Andrew Oberstar

Things I've Learned About Java

March 13, 2009

Doing a project with this scale of data (100 million ratings, by 480189 users, on 17770 movies) shows a person just how much they don't know about programming yet.

Here's a few things I've learned so far:

  1. Objects take up a crapton of memory.

    You don't realize this when you're just making you're little Person objects in class, but when you try and fit 100 million ratings in memory, objects are not your friend. It's all about arrays of primitive types.

  2. Integers take up way too much space.

    Even the relatively small, programmer abused int type will make you cry when you try to do this. Had to use short for movie ids and byte for ratings.

  3. Doubles are stupid.

    I never knew this, but double math in Java is really imprecise. I don't have much choice (both speed and memory wise) but to use them, but adding simple decimals comes out really goofy.
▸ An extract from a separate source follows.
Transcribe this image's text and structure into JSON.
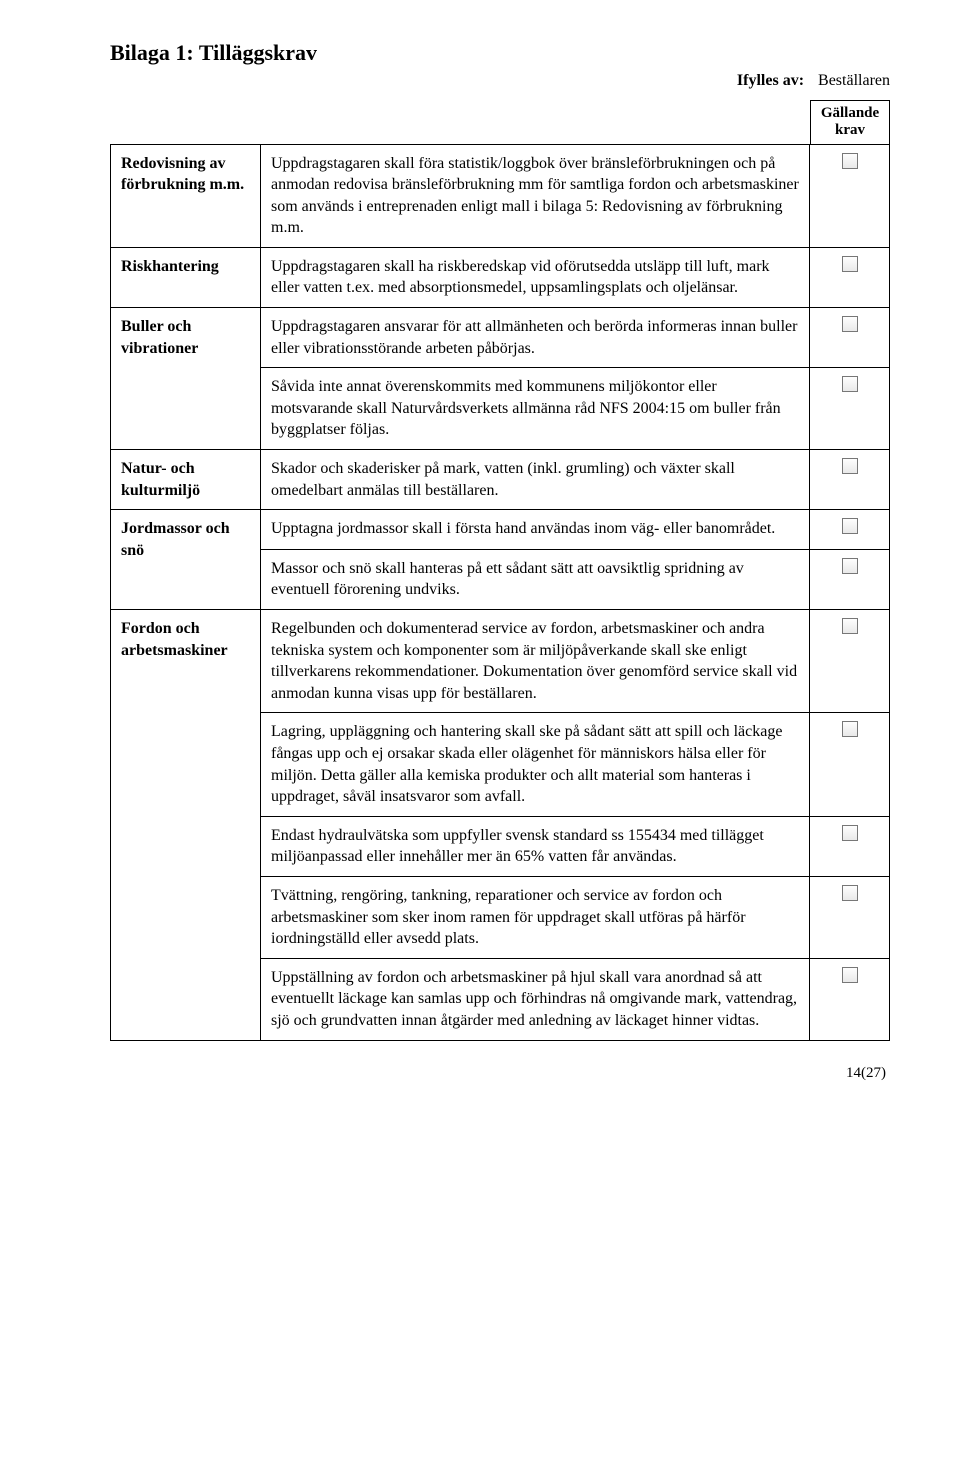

Google "java double arithmetic" and see the madness.

  4. Java does not pass by reference.

    It passes references by value. (I had heard this before but never ran into a problem with it until now) You may say, "What the heck does that mean?" Well, for example take a Dog object called fido and pass it to a method that takes a Dog parameter. Let's say it's called goofy in the method. Right now fido and goofy point to the same thing. If you change something in the goofy object it will change the same thing in the fido object, because they're the same object. But if you say goofy = new Dog(); or goofy = null they no longer point to the same thing. fido still points where it did but now goofy points to something else.

    That doesn't seem like too much of a problem, but... I had an array of 48,000 PrintWriter objects as I was trying to reorganize the data. At the end of each run I used a for each -- for (PrintWriter print : outputArray) -- to set them all to null, so they could be reused in the next run. But since each element in that array was set into a newly declared print variable, setting print = null didn't set outputArray[i] = null. So a wasted hour or two of running the sorting program.

That's all I have for now, but I'm sure I'll be posting about this again.